Vacuum tube characteristics
Vacuum tube characteristics (also called tube curves, valve characteristics or valve curves) describe the electrical relationships between electrode voltages and currents in a vacuum tube. These relationships are commonly presented as characteristic curves in tube manuals and engineering references. The curves typically show plate current versus plate voltage for several fixed control-grid voltages, showing how current varies with electrode potentials under controlled conditions. Designers use them to select operating points, determine voltage gain, estimate output power, and construct graphical load-line analyses. Examples of such curves appear in early tube manuals and textbooks and form the basis of classical vacuum-tube circuit design.

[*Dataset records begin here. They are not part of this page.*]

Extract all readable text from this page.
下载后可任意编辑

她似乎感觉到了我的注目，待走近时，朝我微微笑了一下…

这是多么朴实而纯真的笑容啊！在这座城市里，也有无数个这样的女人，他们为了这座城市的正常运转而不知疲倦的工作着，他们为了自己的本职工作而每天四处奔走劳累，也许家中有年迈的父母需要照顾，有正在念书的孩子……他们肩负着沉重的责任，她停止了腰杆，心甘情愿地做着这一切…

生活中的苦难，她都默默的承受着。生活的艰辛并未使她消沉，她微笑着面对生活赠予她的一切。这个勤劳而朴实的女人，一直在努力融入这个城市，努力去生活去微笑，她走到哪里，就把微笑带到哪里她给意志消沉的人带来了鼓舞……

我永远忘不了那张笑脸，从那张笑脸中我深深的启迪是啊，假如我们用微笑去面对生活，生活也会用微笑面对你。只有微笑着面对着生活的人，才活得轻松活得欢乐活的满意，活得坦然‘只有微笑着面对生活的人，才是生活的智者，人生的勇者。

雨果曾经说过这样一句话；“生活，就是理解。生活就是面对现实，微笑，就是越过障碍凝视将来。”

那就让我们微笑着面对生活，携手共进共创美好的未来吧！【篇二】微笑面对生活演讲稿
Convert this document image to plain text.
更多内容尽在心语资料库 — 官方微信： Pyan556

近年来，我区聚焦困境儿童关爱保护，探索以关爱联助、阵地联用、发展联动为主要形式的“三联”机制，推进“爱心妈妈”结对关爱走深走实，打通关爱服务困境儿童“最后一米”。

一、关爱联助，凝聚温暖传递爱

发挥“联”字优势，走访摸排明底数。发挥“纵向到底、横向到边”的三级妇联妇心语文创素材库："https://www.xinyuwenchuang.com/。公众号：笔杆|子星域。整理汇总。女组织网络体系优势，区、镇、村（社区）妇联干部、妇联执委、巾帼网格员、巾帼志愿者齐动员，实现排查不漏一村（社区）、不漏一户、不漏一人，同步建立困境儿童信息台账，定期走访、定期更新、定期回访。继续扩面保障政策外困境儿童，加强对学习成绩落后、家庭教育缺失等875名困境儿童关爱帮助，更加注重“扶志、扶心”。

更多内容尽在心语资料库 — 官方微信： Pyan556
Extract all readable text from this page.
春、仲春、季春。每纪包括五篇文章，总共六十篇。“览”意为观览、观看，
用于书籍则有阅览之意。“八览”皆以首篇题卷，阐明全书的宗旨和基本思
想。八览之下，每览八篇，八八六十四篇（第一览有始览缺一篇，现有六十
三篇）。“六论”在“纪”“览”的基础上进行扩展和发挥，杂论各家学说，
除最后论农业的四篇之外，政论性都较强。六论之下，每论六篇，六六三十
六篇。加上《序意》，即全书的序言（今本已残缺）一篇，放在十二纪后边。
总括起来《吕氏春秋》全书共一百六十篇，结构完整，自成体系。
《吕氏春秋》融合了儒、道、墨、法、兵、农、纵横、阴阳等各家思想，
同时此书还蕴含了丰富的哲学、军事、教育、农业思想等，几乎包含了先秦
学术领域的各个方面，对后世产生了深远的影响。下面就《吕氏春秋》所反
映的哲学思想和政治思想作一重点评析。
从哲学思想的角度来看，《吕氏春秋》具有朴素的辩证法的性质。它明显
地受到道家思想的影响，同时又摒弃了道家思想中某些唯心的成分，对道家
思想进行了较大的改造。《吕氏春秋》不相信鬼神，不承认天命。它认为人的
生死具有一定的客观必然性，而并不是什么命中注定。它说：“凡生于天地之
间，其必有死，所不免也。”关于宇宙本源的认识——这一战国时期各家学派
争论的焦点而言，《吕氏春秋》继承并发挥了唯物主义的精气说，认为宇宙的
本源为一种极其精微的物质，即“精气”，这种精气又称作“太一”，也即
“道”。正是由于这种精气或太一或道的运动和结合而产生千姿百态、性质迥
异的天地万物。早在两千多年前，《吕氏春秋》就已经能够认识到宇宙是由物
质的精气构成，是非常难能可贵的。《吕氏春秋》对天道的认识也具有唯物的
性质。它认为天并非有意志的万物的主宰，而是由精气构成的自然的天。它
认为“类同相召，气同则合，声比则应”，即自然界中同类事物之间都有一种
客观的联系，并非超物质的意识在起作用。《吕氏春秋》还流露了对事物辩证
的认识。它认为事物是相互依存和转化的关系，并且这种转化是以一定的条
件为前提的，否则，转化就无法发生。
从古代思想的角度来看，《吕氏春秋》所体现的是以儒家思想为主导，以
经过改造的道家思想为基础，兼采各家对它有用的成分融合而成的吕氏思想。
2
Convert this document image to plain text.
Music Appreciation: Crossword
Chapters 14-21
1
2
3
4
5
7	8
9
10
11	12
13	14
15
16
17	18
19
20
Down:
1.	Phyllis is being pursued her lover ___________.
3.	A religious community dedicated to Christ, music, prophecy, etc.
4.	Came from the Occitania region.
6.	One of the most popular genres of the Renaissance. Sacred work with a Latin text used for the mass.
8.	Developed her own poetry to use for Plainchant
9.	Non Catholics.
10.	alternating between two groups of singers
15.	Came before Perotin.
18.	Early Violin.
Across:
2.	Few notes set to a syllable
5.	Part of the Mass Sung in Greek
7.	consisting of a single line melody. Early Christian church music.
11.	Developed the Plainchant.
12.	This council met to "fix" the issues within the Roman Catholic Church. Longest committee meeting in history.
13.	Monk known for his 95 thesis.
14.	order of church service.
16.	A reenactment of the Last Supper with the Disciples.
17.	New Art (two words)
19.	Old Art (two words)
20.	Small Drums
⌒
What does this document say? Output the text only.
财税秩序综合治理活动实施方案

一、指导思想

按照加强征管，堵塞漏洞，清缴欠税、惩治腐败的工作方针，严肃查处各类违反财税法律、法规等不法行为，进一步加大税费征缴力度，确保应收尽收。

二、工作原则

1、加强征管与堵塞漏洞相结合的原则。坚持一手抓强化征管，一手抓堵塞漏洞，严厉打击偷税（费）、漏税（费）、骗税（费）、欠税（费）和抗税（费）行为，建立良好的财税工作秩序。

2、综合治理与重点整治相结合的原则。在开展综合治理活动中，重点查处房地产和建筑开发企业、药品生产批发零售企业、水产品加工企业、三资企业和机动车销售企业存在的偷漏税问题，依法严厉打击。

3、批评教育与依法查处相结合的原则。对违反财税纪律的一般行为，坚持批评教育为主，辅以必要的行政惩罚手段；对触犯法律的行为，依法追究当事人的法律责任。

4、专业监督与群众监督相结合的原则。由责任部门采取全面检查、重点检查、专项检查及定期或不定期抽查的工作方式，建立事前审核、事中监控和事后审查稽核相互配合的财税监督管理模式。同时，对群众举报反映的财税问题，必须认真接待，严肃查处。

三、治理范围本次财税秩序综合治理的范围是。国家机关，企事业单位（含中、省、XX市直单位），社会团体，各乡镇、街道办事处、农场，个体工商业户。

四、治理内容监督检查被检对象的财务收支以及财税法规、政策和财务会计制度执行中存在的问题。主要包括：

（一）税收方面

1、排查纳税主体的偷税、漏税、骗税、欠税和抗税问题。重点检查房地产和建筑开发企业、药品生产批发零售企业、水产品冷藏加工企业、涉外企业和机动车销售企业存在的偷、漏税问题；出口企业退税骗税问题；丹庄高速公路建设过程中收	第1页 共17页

Different types of vacuum tubes are characterized using plots appropriate to their electrode structure and intended use. Two-electrode devices such as diodes are described primarily by the relation between plate voltage and plate current. Amplifying tubes containing control grids, such as triodes, tetrodes, pentodes, and beam tetrodes, are represented by families of curves measured for different grid voltages. From these families additional parameters such as amplification factor (μ), transconductance (gₘ), and plate resistance (rₚ) may be obtained.
Although these plots are used primarily for circuit design, their shapes arise from the underlying physics of electron flow in vacuum tubes. The physical principles responsible for the observed characteristics are discussed in later sections.